Switching a bunch of for-loop code to use a parallel stream is apparently causing a certain part of the code to be ignored.
I'm using MOA and Weka with Java 11 to run a simple recommendation engine example, taking cues from the source code of moa.tasks.EvaluateOnlineRecomender
, which uses MOA's internal task setup to test the accuracy of the Biased Regularized Incremental Simultaneous Matrix Factorization (BRISMF) implementation provided by MOA. Instead of using MOA's prepared MovielensDataset
class, I switched over to Weka's Instances
for prospects of applying Weka's ML tools.
The time it took to process about a million instances (I'm using the Movielens 1M dataset) was about 13-14 minutes. In a bid to see improvements, I wanted to run it on a parallel stream, and became suspicious when the task finished in about 40 seconds. I found that BRISMFPredictor.predictRating
was always producing 0 within the parallel stream's body. Here's the code for either case:
Code for initialisation:
import com.github.javacliparser.FileOption;
import com.github.javacliparser.IntOption;
import moa.options.ClassOption;
import moa.recommender.predictor.BRISMFPredictor;
import moa.recommender.predictor.RatingPredictor;
import moa.recommender.rc.data.RecommenderData;
import weka.core.converters.CSVLoader;
...
private static ClassOption datasetOption;
private static ClassOption ratingPredictorOption;
private static IntOption sampleFrequencyOption;
private static FileOption defaultFileOption;
static {
ratingPredictorOption = new ClassOption("ratingPredictor",
's', "Rating Predictor to evaluate on.", RatingPredictor.class,
"moa.recommender.predictor.BRISMFPredictor");
sampleFrequencyOption = new IntOption("sampleFrequency",
'f', "How many instances between samples of the learning performance.", 100, 0, 2147483647);
defaultFileOption = new FileOption("file",
'f', "File to load.",
"C:\\Users\\shiva\\Documents\\Java-ML\\mlapp\\data\\ml-1m\\ratings.dat", "dat", false);
}
... and inside main()
(a quirk with Weka's CSVLoader
required that I replace the default ::
delimiter with +
)
var csvLoader = new CSVLoader();
csvLoader.setSource(defaultFileOption.getFile());
csvLoader.setFieldSeparator("+");
var dataset = csvLoader.getDataSet();
System.out.println(dataset.toSummaryString());
var predictor = new BRISMFPredictor();
predictor.prepareForUse();
RecommenderData data = predictor.getData();
data.clear();
data.disableUpdates(false);
Now, alternating between the following snippets:
for (var instance : dataset) {
var user = (int) instance.value(0);
var item = (int) instance.value(1);
var rating = instance.value(2);
double predictedRating = predictor.predictRating(user, item);
System.out.printf("User %d | Movie %d | Actual Rating %d | Predicted Rating %f%n",
user, item, Math.round(rating), predictedRating);
}
(Now being a noob in everything concurrent):
dataset.parallelStream().forEach(instance -> {
var user = (int) instance.value(0);
var item = (int) instance.value(1);
var rating = instance.value(2);
double predictedRating = predictor.predictRating(user, item);
System.out.printf("User %d | Movie %d | Actual Rating %d | Predicted Rating %f%n",
user, item, Math.round(rating), predictedRating);
});
Now I decide that heck, maybe this operation can't be done in parallel, and I switch it to use stream()
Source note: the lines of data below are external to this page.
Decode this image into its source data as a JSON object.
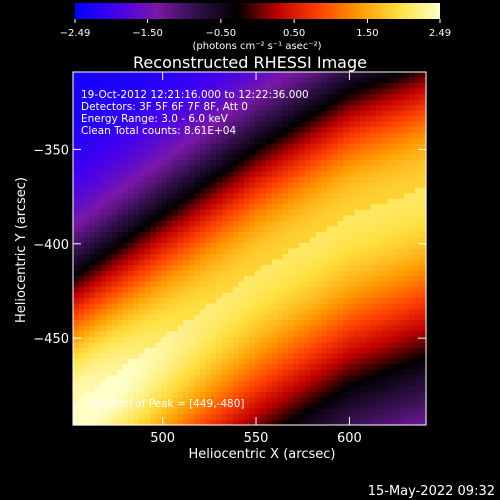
{
  "chart_data": {
    "type": "heatmap",
    "title": "Reconstructed RHESSI Image",
    "xlabel": "Heliocentric X (arcsec)",
    "ylabel": "Heliocentric Y (arcsec)",
    "xlim": [
      452,
      641
    ],
    "ylim": [
      -496,
      -309
    ],
    "x_ticks": [
      500,
      550,
      600
    ],
    "x_tick_labels": [
      "500",
      "550",
      "600"
    ],
    "y_ticks": [
      -350,
      -400,
      -450
    ],
    "y_tick_labels": [
      "−350",
      "−400",
      "−450"
    ],
    "colorbar": {
      "colormap": "hot-blue (blue-purple-red-yellow-white)",
      "range": [
        -2.49,
        2.49
      ],
      "tick_values": [
        -2.49,
        -1.5,
        -0.5,
        0.5,
        1.5,
        2.49
      ],
      "tick_labels": [
        "−2.49",
        "−1.50",
        "−0.50",
        "0.50",
        "1.50",
        "2.49"
      ],
      "units_label": "(photons cm⁻² s⁻¹ asec⁻²)",
      "stops": [
        "#0000ff",
        "#4400ee",
        "#7a18a8",
        "#301048",
        "#000000",
        "#c00000",
        "#ff4000",
        "#ff9900",
        "#ffe040",
        "#ffffc8"
      ]
    },
    "ridge": {
      "description": "bright diagonal band rising toward upper right",
      "points": [
        [
          452,
          -485
        ],
        [
          500,
          -450
        ],
        [
          550,
          -415
        ],
        [
          600,
          -385
        ],
        [
          641,
          -370
        ]
      ],
      "peak_value": 2.49,
      "peak_position": [
        449,
        -480
      ]
    },
    "info_lines": [
      "19-Oct-2012 12:21:16.000 to 12:22:36.000",
      "Detectors: 3F 5F 6F 7F 8F, Att 0",
      "Energy Range: 3.0 - 6.0 keV",
      "Clean    Total counts: 8.61E+04"
    ],
    "peak_label": "Position of Peak = [449,-480]",
    "footer_date": "15-May-2022 09:32"
  }
}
. Even then, the segment seems to be completely ignored since the output is again 0.0 each time
dataset.stream().forEach(instance -> {
var user = (int) instance.value(0);
var item = (int) instance.value(1);
var rating = instance.value(2);
double predictedRating = predictor.predictRating(user, item);
System.out.printf("User %d | Movie %d | Actual Rating %d | Predicted Rating %f%n",
user, item, Math.round(rating), predictedRating);
});
I have tried removing the print statement from the run, but without avail.
Obviously, I get the expected output lines consisting of actual and predicted rating within about 13 minutes in the first case, but find that the predicted rating is 0.0 in the second case with suspiciously low execution time. Is there something I'm missing out on?
EDIT: using dataset.forEach()
does the same thing. Perhaps a quirk of lambdas?